Um ato em solidariedade ao jornalista e ao portal está sendo convocado pela Associação para esta terça-feira, na cidade do Rio de Janeiro. A concentração está agendada para as 18h30, na sede da instituição (rua Araújo Porto Alegre, 71 – Centro).
Bolsonaro elogia Portaria e ameaça Greenwald
No sábado (27), Jair Bolsonaro elogiou a Portaria de Moro e referiu-se ao texto com uma ameaça ao jornalista do Intercept. “Talvez pegue uma cana aqui no Brasil”, disse o presidente, durante evento no Rio de Janeiro.
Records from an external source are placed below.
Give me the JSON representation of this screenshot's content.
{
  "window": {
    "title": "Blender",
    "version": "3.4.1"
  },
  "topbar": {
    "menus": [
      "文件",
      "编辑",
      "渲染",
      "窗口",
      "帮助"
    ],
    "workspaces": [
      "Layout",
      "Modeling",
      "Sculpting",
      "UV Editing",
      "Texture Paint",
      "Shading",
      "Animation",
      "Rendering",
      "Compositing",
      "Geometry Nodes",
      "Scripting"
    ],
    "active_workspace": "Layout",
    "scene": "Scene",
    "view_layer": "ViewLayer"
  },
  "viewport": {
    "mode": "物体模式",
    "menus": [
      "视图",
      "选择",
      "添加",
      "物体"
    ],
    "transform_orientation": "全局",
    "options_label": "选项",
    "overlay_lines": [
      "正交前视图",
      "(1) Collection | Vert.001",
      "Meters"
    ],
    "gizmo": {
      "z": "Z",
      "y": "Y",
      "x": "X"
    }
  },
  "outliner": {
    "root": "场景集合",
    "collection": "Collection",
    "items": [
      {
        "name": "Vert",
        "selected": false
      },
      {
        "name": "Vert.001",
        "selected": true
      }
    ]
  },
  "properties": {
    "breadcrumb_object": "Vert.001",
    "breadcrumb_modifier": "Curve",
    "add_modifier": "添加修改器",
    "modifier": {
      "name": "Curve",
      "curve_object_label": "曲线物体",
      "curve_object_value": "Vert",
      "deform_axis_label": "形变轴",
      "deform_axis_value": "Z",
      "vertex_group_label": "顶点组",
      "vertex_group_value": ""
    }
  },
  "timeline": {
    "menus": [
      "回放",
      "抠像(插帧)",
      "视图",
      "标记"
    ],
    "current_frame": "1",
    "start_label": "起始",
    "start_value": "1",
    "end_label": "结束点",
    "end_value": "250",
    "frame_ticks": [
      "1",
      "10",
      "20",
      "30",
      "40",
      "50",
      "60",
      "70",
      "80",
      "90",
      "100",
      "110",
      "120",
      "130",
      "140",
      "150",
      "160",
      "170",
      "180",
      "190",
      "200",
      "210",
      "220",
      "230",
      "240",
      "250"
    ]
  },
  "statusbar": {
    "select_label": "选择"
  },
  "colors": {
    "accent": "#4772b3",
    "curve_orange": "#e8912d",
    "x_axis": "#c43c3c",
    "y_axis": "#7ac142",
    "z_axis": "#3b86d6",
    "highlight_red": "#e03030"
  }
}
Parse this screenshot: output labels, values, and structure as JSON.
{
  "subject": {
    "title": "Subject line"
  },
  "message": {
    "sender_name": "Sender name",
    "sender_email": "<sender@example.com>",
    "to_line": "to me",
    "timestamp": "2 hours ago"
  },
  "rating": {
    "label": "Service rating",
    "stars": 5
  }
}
Ele também acusou o fundador do Intercept de “malandro”, sugerindo que sua nacionalização teria objetivos jurídicos. Greenwald respondeu as acusações em suas redes sociais e assegurou que continuará defendendo a democracia. “Ao contrário dos desejos de Bolsonaro, ele não é (ainda) um ditador. Ele não tem o poder de ordenar pessoas presas. Ainda existem tribunais em funcionamento. Para prender alguém, tem que apresentar provas para um tribunal que eles cometeram um crime. Essa evidência não existe”, publicou no Twitter. “É verdade que o governo não tem o poder de me deportar. Mas eu tenho o poder de sair o Brasil voluntariamente – e tinha esse poder o tempo todo. Mas não fiz e não vou, apesar dessas ameaças. Porque sei que não têm nada contra mim. Vou defender a democracia do país dos meus filhos”.
Intercept condena declarações de Bolsonaro
A jornalista norte-americana Betsy Reed, chefe de redação do The Intercept, divulgou nota no domingo (28) rebatendo as acusações de Bolsonaro. No material, lembrou que Greenwald é casado há 14 anos, muito antes de coordenar as reportagens sobre mensagens que colocam em dúvida a isenção de membros da força-tarefa. Também disse que a sugestão de que o jornalista pode “pegar uma cana” representa uma ameaça aos repórteres do site.
“O Intercept condena veementemente as declarações que o presidente do Brasil, Jair Bolsonaro, fez sobre o jornalista e cofundador do Intercept, Glenn Greenwald”, frisa a jornalista. “Somos gratos pela solidariedade dos defensores da liberdade de imprensa de todo o mundo, já que as instituições democráticas brasileiras enfrentam esse profundo teste sob o atual governo, comandado por um autoritário que não vê nada de errado em ameaçar um jornalista por simplesmente exercer sua profissão”.